According to the process performance, the data quality assessment does not depend on if the data have come from an offline or online scenario. The main difference is the curate phase, where the data integration can be done online, or it must be executed online with reads of the sensor in windows of time. In relation to the evaluation, neither solution implies a technological challenge; the difficulty is that in an online scenario, only a subset of the dataset is considered, and the curation step is executed online, integrating the various sensor reads in a tuple to be assessed. Depending on the size of the window time, different tuples could be created and assessed.
Conclusions and future works
There are several challenges facing IoT scenarios, especially heterogeneous data sources that collect data from the environment and inject it into the system, which must be treated more or less homogeneously. For this reason, it is necessary to perform the data curation process and determine the quality of data so that only data that meets minimum requirements are accepted. Both processes allow the overall operation of the system and the business logic to be the most appropriate, discarding poor-quality data that can contribute little to the system except in negative aspects, such as incorrect decision-making or the introduction of errors. We have defined an IoT-aware Big Data Pipeline, which integrates CHAMALEON and DMN4DQ to facilitate data curation and data quality aspects. The use of CHAMALEON facilitate the data transformation in a single dataset, meanwhile, DMN4DQ provides users with a method to measure and assess data quality. Further, we have integrated and demonstrated functionality in offline and online scenarios. Thus, both CHAMALEON and DMN4DQ have been used to transform, measure and evaluate the quality of all the data coming from IoT sensors in a real scenario, receiving as output the recommendation in terms of the usability of the data in the defined quality dimensions (completeness and accuracy). After applying the proposed model, the result was that 54% of the data collected by IoT sensors in the offline scenario met the defined quality requirements, and the rest of the data did not meet the same requirements, so that they could be discarded. In the online scenario, 45% of the data were selected as usable. In both cases, the amount of data rejected for being of low quality is relevant, and this fact should be taken into account. Among the benefits obtained by applying the model is the fact that only quality data are selected, providing greater reliability and trustworthiness in the data provided after applying the data curation process. However, data that do not reach a minimum quality after being evaluated are discarded and no longer need to store these data, or we can choose to analyse data problems and try to find corrective actions to “fix” the problems encountered.
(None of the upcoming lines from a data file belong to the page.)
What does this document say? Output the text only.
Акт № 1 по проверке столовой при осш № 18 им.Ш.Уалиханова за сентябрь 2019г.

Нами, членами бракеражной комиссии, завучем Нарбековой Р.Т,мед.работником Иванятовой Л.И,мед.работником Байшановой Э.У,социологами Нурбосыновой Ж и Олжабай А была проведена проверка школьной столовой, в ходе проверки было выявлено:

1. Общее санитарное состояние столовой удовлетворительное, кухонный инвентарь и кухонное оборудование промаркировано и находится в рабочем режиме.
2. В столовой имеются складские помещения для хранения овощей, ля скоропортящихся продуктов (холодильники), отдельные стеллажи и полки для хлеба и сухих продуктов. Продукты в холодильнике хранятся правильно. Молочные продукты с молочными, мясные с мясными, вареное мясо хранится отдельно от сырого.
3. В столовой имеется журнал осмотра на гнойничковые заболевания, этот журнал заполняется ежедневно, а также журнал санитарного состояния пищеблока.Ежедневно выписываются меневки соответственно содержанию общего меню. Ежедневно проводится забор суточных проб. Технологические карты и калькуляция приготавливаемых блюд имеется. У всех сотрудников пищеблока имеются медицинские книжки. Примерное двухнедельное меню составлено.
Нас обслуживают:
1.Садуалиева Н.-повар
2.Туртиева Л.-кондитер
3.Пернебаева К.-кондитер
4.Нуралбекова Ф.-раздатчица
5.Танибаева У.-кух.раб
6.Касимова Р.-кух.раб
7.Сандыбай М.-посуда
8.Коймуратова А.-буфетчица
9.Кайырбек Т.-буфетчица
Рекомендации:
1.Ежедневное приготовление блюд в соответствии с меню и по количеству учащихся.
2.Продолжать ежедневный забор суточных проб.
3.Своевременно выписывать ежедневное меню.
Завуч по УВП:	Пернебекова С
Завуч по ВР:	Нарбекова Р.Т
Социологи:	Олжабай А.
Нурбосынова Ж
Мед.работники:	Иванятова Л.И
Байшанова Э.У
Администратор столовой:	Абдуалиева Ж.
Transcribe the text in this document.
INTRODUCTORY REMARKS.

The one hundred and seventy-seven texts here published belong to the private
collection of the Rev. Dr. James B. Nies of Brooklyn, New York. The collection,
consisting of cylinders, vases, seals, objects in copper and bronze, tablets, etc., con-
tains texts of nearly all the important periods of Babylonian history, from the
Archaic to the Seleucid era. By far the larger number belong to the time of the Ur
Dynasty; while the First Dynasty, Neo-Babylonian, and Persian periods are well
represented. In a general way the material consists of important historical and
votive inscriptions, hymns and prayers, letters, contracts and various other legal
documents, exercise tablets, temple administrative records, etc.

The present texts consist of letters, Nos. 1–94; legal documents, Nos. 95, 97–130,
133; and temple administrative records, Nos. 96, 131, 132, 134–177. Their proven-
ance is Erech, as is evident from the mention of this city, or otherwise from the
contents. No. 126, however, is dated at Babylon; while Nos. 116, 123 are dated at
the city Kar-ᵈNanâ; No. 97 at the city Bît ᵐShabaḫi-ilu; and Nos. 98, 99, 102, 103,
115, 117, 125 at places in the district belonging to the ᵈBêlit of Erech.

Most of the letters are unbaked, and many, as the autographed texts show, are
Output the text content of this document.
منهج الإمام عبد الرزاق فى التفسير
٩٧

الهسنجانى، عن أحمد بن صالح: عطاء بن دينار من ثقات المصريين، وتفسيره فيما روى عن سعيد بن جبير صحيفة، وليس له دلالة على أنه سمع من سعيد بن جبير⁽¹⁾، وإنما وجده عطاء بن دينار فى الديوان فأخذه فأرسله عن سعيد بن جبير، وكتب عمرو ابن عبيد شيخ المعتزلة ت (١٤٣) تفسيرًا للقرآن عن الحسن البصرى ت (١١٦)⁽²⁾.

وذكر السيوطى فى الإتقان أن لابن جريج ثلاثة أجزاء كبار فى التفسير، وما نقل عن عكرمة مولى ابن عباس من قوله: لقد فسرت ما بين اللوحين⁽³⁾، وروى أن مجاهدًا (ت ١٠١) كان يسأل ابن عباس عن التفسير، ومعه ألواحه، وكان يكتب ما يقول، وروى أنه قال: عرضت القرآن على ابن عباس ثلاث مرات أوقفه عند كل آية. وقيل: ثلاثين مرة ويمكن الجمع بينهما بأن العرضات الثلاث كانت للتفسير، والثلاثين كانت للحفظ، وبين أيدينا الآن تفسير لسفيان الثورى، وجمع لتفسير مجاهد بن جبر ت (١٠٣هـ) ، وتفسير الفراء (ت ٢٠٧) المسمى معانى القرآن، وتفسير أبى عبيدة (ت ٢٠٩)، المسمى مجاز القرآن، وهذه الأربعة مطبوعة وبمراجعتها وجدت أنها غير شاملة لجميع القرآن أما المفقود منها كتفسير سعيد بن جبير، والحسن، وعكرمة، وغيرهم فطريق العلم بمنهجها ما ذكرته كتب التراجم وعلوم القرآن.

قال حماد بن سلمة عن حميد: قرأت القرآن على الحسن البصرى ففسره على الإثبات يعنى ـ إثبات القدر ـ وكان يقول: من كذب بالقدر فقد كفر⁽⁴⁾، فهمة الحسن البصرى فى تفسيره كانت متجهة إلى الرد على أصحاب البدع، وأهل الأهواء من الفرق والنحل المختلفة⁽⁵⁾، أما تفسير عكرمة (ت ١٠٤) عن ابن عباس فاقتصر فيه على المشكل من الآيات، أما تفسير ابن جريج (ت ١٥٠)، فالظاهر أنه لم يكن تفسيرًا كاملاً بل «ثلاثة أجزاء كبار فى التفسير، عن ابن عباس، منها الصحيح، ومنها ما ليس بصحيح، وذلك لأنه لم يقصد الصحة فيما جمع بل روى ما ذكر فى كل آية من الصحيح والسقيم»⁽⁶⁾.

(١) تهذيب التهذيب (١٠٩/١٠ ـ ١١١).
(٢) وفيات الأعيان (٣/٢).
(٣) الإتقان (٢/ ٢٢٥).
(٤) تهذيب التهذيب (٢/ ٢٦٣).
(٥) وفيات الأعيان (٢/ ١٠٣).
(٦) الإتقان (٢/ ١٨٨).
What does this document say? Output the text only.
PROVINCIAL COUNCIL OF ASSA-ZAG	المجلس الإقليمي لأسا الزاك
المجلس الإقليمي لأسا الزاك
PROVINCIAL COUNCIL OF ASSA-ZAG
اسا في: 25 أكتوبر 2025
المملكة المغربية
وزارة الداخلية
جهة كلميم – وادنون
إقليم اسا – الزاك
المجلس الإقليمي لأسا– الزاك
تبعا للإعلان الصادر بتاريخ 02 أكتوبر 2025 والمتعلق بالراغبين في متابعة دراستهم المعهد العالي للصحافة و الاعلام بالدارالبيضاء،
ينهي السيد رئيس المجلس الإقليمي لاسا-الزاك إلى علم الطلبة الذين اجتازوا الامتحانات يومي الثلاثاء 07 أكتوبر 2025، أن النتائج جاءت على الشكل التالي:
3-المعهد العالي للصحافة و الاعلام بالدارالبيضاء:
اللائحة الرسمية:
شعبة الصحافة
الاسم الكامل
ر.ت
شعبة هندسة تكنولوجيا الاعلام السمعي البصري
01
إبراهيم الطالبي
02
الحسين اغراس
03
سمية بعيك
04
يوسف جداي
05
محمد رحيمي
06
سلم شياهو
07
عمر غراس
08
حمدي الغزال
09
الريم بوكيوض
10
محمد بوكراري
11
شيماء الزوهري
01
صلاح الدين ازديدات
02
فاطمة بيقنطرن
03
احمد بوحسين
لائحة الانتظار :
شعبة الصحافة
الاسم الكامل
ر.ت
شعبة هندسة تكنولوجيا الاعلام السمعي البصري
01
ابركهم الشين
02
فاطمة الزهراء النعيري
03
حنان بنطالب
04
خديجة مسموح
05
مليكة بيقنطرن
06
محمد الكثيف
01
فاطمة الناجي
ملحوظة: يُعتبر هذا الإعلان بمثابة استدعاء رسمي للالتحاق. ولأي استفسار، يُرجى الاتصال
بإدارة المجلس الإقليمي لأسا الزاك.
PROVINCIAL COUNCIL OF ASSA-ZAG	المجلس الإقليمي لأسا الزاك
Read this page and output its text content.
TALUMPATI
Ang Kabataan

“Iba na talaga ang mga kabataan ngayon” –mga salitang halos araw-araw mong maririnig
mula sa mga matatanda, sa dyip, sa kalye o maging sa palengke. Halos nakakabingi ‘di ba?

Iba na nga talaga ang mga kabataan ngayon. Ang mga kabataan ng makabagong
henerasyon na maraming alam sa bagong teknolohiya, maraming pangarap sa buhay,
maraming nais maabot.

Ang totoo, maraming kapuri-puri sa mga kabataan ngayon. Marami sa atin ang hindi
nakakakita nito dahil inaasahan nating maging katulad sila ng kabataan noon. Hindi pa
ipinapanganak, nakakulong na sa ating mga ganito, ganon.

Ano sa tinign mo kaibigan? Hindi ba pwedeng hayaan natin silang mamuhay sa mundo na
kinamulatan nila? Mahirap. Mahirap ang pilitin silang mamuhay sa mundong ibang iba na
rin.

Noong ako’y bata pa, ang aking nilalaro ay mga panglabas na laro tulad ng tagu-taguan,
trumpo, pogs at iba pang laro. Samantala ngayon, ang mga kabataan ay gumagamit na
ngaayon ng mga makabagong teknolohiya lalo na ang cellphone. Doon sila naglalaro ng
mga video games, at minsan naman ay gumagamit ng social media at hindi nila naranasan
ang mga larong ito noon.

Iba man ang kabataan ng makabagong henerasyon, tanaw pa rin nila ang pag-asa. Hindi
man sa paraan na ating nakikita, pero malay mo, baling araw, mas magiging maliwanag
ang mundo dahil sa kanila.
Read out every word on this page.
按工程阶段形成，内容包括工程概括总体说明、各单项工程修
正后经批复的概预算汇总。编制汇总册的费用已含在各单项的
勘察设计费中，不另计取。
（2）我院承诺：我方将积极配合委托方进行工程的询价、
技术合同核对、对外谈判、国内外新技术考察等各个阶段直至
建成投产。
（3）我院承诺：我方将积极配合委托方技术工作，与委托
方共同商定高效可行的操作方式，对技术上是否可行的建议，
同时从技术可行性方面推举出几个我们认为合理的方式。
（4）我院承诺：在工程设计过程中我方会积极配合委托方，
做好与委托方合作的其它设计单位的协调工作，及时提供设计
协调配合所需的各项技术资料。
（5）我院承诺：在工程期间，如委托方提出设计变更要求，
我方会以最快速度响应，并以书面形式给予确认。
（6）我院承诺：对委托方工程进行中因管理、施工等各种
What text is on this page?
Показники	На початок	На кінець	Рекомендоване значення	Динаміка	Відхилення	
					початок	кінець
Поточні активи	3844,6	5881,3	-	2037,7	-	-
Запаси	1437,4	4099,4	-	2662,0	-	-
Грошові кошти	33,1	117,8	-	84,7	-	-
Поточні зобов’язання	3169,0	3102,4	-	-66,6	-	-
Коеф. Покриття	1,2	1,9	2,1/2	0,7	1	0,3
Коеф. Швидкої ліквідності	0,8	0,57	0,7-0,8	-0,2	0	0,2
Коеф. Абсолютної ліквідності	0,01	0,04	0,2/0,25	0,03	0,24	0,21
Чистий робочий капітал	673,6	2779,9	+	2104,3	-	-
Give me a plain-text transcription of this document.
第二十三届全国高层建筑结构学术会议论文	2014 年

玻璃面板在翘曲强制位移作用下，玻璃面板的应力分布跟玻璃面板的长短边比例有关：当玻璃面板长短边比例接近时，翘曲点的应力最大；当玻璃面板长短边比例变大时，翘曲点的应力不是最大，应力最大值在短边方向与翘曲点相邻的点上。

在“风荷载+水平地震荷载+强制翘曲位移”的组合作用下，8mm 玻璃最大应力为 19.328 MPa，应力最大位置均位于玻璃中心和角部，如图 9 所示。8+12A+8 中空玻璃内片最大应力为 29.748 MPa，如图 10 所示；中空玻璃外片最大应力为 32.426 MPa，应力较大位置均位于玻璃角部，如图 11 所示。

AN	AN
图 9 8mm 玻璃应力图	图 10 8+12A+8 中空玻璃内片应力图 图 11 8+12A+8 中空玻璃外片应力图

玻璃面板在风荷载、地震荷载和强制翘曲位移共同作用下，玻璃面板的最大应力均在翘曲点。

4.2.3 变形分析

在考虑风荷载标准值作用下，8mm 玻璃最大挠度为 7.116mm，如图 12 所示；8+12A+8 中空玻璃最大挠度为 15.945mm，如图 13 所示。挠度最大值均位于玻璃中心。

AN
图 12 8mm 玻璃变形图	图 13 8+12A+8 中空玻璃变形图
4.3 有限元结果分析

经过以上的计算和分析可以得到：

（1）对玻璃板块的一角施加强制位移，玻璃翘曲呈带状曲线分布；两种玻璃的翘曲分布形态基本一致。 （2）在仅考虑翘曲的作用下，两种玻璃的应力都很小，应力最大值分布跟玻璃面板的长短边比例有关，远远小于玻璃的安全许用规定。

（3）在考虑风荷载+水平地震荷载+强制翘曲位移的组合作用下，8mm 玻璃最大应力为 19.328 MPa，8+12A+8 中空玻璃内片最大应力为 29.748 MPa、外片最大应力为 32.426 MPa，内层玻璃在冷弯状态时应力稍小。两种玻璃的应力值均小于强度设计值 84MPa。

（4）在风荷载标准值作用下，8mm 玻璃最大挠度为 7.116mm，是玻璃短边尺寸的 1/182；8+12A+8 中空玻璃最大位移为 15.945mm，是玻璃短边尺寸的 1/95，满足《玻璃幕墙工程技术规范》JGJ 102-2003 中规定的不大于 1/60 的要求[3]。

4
Among the limitations of the proposed approach are the following: (1) the DMN model must be known to implement the business rules that deal with data from IoT sensors; (2) only two dimensions have been considered in the validation of the model: completeness and accuracy, which could be insufficient in different scenarios and require greater complexity.
Regarding future work, the possibility of integrating a data analysis model within ELI that allows statistical analysis compatible with the hierarchy of the DMN business rules is considered, as well as the incorporation of security measures that guarantee data privacy during the data quality analysis process. Other future lines of research would be the integration of the selection of the corrective actions to fix data quality problems detected and the integration of the data curation process in combination with blockchain technology, where to take advantage of the benefits of this technology.